J’insiste vraiment là-dessus parce qu’il y a un peu un mirage, qu’avec l’IA on va tout faire. On ne fera pas tout si on n’a pas les bonnes connaissances du réel et du physique. Donc moi j’insiste, c’est vrai que ça peut paraître un peu oldschool, mais on a besoin de ces connaissances, avec un certain nombre d’opérateurs, on y travaille, c’est primordial. Sinon l’IA vous donnera n’importe quoi parce qu’on l’a alimenté avec soit des données qui sont mauvaises, soit des données qui sont trop anciennes, typiquement, sur le littoral.

Le deuxième sujet, en termes d’innovation, moi je voulais évoquer le sujet du jumeau numérique aussi. Parce que c’est un mot qui est parfois utilisé Un peu avec différents sens On travaille, Météo-France, d’autres opérateurs, sur ces questions de jumeau numérique pour à la fois combiner des données qu’on n’a pas l’habitude de combiner. Typiquement ce qu’on a fait pour évaluer le coût de l’inaction sur le littoral, c’est en combinant des données qui n’ont rien à voir et qui ne sont pas habituellement croisées. Et ça, c’est extrêmement précieux parce que ça crée une une nouvelle connaissance. Et, je dirais, la force de ces outils, c’est aussi d’être en capacité de faire des prédictions, de faire des trajectoires, et donc d’alimenter des réflexions prospectives. On peut pas forcément le développer ici, mais je voulais signaler ce point-là.

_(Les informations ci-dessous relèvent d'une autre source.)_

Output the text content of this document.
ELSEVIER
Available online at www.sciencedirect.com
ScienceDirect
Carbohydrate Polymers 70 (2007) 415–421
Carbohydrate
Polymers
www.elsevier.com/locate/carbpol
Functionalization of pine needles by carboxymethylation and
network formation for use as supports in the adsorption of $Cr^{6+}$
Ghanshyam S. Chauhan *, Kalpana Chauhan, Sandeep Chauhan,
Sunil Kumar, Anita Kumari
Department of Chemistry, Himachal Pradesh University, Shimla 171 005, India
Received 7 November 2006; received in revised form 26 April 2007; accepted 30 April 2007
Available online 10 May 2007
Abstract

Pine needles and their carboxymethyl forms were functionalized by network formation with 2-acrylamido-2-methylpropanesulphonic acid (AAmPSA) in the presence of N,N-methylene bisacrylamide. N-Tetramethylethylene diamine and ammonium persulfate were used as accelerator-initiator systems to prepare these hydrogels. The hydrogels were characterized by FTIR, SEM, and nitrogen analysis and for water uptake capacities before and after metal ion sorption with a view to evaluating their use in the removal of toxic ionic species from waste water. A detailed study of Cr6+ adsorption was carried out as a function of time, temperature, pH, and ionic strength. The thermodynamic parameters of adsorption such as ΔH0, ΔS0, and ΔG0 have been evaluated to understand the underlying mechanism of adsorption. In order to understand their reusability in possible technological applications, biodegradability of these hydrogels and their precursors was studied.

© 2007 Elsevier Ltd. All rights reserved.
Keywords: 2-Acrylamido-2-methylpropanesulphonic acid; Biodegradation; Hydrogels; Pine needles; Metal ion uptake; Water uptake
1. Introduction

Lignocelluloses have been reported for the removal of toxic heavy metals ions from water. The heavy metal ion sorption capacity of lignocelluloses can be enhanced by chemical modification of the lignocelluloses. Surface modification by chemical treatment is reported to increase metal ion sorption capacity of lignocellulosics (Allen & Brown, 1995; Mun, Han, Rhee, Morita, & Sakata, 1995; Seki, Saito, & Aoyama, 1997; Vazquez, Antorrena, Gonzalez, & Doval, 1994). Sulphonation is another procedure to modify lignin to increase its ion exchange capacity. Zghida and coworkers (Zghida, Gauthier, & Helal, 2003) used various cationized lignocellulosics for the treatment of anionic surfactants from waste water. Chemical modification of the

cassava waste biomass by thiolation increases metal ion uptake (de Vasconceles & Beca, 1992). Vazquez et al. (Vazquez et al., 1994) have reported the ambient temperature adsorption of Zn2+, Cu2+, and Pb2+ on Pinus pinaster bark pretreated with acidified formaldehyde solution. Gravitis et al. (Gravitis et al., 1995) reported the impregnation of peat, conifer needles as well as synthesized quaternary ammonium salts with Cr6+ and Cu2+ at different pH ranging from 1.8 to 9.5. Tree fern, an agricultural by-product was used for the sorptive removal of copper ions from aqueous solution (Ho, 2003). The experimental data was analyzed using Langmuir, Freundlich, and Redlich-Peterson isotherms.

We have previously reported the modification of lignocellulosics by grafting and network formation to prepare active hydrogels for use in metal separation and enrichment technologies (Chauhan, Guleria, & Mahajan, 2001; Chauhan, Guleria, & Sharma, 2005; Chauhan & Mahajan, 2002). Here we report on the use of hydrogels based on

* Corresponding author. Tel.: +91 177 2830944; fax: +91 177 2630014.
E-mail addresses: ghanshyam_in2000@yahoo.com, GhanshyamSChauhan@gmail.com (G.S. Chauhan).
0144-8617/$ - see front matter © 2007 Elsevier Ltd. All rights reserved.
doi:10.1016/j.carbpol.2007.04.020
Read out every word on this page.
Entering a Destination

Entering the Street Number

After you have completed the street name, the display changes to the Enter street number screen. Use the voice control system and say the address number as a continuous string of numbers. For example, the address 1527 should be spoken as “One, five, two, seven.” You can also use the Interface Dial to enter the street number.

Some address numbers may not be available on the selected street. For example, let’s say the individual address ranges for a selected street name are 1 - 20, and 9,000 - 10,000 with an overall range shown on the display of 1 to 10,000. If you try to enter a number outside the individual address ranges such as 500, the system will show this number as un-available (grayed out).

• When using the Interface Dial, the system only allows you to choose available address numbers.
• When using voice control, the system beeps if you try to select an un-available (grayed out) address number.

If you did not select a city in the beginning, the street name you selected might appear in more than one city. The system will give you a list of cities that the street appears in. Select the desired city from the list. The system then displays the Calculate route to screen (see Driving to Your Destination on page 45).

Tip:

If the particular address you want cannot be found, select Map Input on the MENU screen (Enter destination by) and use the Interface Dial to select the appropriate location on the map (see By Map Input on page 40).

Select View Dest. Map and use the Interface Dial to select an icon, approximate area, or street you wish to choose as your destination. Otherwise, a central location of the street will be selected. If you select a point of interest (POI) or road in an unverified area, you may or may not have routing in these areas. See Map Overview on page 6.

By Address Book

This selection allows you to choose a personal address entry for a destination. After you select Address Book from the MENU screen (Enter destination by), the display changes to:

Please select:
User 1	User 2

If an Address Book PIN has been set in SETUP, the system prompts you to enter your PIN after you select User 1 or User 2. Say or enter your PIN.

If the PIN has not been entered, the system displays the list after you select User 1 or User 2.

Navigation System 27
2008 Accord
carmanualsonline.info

Et puis par rapport à votre question sur le financement, sans vouloir complètement l’éviter, mais la question à la base, c’est c’est le projet en fait, c’est le projet. Un financement pour faire quoi ? Et pour répondre à quels besoins du territoire ? Et donc finalement, ça ramène à ce que je disais tout à l’heure, ce en quoi on croit beaucoup, c’est de trouver des trajectoires qui sont adaptées pour ces territoires et donc ensuite être en capacité d’évaluer le besoin de financement et la nature de ces financements. Mais nous, on est convaincu, on a travaillé, par exemple, je crois que l’ai cité tout à l’heure sur la mise en œuvre de la GEMAPI. On a aussi travaillé avec l’ANEL sur la gestion intégrée du littoral, qu’on a besoin de construire, un diagnostic, une stratégie et ensuite de matcher ça avec des dimensions financières et juridiques.

Merci.

Président – Alors très court du coup, parce qu’après on a encore une série de questions et qu’on va être short dans le temps.

Emmanuel Salim – Alors c’était simplement pour rebondir sur la question des moyens financiers, parce que ce qui ressort des travaux qu’on mène notamment dans les Pyrénées aujourd’hui, sur la question de l’adaptation et de la décarbonation, c’est un manque de moyens humains, de professionnels, de territoires qui sont confrontés à des problématiques au jour le jour et qui ont du mal à trouver les moyens de prendre en compte des enjeux de long terme et donc qui n’ont pas en fait les capacités humaines à gérer ces questions-là. Voilà simplement sur cette question, c’est quelque chose qui ressort assez fortement.